Patientinnen und Patienten Angst und Unruhe ersparen
Ähnliche Erfahrungen wie Büssing hat auch Angelika Alke, Pflegedirektorin in einem Krankenhaus in Bremen, gemacht. „Spirituelle Bedürfnisse haben im Krankenhaus-Alltag wenig Platz“, hat sie festgestellt. Zeitmangel nennt sie als Grund. Sie rät den Pflegenden, kleine Zeiträume zu schaffen, um mit den Patienten und Patientinnen zu sprechen. „Es kann nicht sein, dass das alles auf die Krankenhausseelsorger und -sorgerinnen verschoben wird“, erklärt Jacobs. Alke hofft, dass der Umgang mit Spiritualität stärker in das Selbstverständnis der Pflegenden integriert wird: „Die haben ja auch mehr Zeit für die Patientinnen und Patienten als die Ärzte.“ Dazu hatte Büssing etwas anzumerken: „Ärzte, die sich ein paar Minuten mehr Zeit für das Gespräch mit den Patienten und Patientinnen nehmen, sparen am Ende Zeit, weil die Kranken später nicht mehr nachfragen müssen. Außerdem erspart man den Patientinnen und Patienten Angst und Unruhe.“ Büssing bietet Kurzmeditationen an für die Kranken ebenso wie für die Pflegenden.
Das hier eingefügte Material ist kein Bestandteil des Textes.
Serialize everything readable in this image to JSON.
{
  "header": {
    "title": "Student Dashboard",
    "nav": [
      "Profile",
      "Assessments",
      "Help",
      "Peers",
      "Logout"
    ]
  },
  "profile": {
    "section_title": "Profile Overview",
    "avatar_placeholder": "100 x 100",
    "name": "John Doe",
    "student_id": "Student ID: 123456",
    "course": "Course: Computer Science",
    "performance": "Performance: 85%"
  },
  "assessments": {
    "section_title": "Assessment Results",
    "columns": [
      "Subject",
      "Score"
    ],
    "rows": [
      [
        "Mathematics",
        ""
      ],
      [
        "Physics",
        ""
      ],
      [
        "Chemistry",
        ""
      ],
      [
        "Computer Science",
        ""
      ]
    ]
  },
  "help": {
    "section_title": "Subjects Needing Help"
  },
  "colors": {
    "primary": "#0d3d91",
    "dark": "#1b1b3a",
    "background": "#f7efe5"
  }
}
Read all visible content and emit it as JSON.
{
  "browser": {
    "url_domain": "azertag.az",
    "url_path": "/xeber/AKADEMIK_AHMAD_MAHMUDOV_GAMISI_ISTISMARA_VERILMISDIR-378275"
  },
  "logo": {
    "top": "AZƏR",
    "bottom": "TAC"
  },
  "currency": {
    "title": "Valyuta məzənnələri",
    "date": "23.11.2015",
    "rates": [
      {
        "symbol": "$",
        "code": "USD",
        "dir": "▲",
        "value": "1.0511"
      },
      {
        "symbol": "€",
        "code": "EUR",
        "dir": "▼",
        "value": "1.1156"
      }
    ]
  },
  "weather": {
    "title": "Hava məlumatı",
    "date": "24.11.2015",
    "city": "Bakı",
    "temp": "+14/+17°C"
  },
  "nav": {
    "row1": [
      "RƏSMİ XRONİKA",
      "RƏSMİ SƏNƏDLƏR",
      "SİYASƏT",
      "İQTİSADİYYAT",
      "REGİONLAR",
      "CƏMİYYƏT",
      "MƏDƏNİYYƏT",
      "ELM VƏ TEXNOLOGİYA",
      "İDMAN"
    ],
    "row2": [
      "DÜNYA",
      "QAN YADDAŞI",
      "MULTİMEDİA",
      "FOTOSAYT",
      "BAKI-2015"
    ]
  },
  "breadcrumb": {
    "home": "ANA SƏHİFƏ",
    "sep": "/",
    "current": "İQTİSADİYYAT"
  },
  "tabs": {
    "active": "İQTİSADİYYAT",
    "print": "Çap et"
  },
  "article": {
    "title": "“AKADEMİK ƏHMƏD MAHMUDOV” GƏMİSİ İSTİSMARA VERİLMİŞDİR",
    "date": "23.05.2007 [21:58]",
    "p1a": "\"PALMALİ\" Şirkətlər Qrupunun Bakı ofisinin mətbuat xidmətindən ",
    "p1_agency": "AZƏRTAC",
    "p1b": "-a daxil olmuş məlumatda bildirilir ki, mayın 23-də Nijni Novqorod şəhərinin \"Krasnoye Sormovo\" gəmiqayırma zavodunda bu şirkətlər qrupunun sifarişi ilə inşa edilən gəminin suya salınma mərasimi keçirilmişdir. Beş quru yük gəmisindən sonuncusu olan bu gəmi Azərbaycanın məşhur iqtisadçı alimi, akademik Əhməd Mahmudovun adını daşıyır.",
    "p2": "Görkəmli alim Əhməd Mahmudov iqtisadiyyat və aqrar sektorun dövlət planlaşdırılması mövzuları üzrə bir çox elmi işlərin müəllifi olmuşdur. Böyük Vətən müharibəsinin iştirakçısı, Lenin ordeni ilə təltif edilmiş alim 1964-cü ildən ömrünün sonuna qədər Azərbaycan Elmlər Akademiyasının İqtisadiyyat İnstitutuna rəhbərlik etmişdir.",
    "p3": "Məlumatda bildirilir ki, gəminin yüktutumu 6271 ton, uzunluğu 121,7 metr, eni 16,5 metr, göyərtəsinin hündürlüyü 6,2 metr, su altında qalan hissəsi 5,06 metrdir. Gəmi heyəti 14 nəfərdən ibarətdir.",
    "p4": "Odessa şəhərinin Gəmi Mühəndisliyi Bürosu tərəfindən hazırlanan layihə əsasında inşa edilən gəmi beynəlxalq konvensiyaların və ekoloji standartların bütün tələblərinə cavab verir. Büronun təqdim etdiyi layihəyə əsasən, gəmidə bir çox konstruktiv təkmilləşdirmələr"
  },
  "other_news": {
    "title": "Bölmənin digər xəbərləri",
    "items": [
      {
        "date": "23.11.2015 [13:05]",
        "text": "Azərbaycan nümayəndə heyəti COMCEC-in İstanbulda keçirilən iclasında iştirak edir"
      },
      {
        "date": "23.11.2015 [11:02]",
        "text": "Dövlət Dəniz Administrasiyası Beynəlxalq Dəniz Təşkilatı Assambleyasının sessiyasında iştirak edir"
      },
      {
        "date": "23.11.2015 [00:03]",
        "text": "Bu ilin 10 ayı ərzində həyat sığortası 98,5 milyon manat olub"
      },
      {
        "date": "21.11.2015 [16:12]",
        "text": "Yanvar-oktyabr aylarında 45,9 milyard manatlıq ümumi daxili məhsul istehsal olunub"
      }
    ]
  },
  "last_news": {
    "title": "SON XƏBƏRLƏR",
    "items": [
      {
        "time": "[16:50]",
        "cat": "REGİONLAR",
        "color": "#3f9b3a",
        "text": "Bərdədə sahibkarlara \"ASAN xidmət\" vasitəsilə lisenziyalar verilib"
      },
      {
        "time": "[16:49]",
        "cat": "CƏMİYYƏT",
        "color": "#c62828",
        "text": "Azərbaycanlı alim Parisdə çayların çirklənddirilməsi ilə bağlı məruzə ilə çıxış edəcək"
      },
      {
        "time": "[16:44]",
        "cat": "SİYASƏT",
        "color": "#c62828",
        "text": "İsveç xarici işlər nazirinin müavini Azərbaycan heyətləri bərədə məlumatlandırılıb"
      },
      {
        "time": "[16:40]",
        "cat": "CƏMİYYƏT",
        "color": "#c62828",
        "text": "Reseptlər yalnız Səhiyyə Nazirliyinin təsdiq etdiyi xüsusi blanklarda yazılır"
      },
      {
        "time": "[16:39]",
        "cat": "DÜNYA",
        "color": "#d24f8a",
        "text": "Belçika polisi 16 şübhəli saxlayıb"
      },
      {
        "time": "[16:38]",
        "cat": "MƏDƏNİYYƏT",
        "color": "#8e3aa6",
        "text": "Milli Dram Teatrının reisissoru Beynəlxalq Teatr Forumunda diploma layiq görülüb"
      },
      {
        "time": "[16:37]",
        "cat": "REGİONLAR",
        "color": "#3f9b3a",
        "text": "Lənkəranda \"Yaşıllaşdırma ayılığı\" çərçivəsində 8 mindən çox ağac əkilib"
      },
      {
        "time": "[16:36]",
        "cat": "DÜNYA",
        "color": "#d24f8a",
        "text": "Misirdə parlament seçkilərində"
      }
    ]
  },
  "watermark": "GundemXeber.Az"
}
Spiritualität der Achtsamkeit
Ähnlich geht der Kölner Krankenhausseelsorger Karsten Leverenz vor. Er spricht von einer „Spiritualität der Achtsamkeit“. Achtsamkeit bedeutet für ihn, offen mit den Kranken umzugehen, „einfach nur da zu sein“, zu schauen, was der Mensch braucht, und vor allem, nicht mit vorgefassten Ideen auf die Patientinnen und Patienten zuzugehen. Sehr gut angenommen werden seine Stilleübungen für Kranke und Pflegende im Hildegardis-Krankenhaus und im Krankenhaus Weyertal.

Bald alle Referate zum Nachlesen
Jacobs beklagt die Ökonomisierung des Gesundheitssystems, die man aber nicht verhindern könne. Das System laufe tendenziell in die falsche Richtung, wenn die so genannte „sprechende Medizin“ viel schlechter bezahlt werde als die der Apparate und Medikamente. „Viele Pillen wirken doch nur, weil die Beziehung zwischen Patientin oder Patient und dem Arzt oder der Ärztin stimmt“, weiß der Krankenhausseelsorger. Er stellt in Aussicht, eine Tagung zu den vorgenannten Themen künftig einmal im Jahr durchzuführen. Die Ergebnisse der ersten werden wahrscheinlich in Kürze veröffentlicht. Dann können Interessierte alle Referate noch einmal nachlesen.